Dr Neema Rusibamayila Kimambo, the Acting WHO Country Representative in Ghana in a speech read on his behalf, entreated Ghanaians to adopt positive behaviours to reduce air pollution, improve urban health and mitigate climate change.
She pointed out that major contributors to environmental pollution in Ghana were rapid urbanization and population growth in cities such as Accra, Kumasi, and Takoradi.
Mr Emmanuel Appoh, the Acting Director in charge of Environmental Quality at the Environmental Protection Agency (EPA), said about 4,600 people living within the Accra Metropolis were likely to die of conditions relating to poor air quality, by 2030 if stringent measures were not taken to tackle the issue.
He disclosed that his outfit was thus rolling out interventions including making inputs into policy decisions on various sectors of the economy, increasing sensitisation activities, building the capacity of environmental health officials, strengthening partnership to address the problem.

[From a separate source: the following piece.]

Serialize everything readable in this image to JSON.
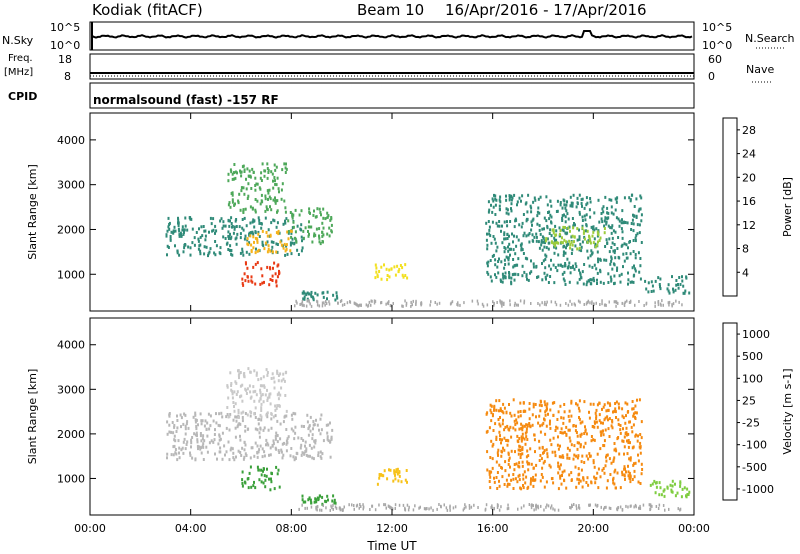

Mr Appoh indicated that the newly-developed Air Quality Management Plan (AQMP) for the Greater Accra Metropolitan Area (GAMA) and the Greater Accra Region, as well as the Health & Pollution Action Plan (HPAP) by the EPA would be a major game-changer in controlling the risk.
"We now have 15 air quality monitoring stations within the GAMA but 12 are operational and aside from that, we have installed two pieces of modern monitoring equipment; one in Adabraka and the other on the University of Ghana (UG) campus to give us real-time data on air quality in the region for policy direction," he said.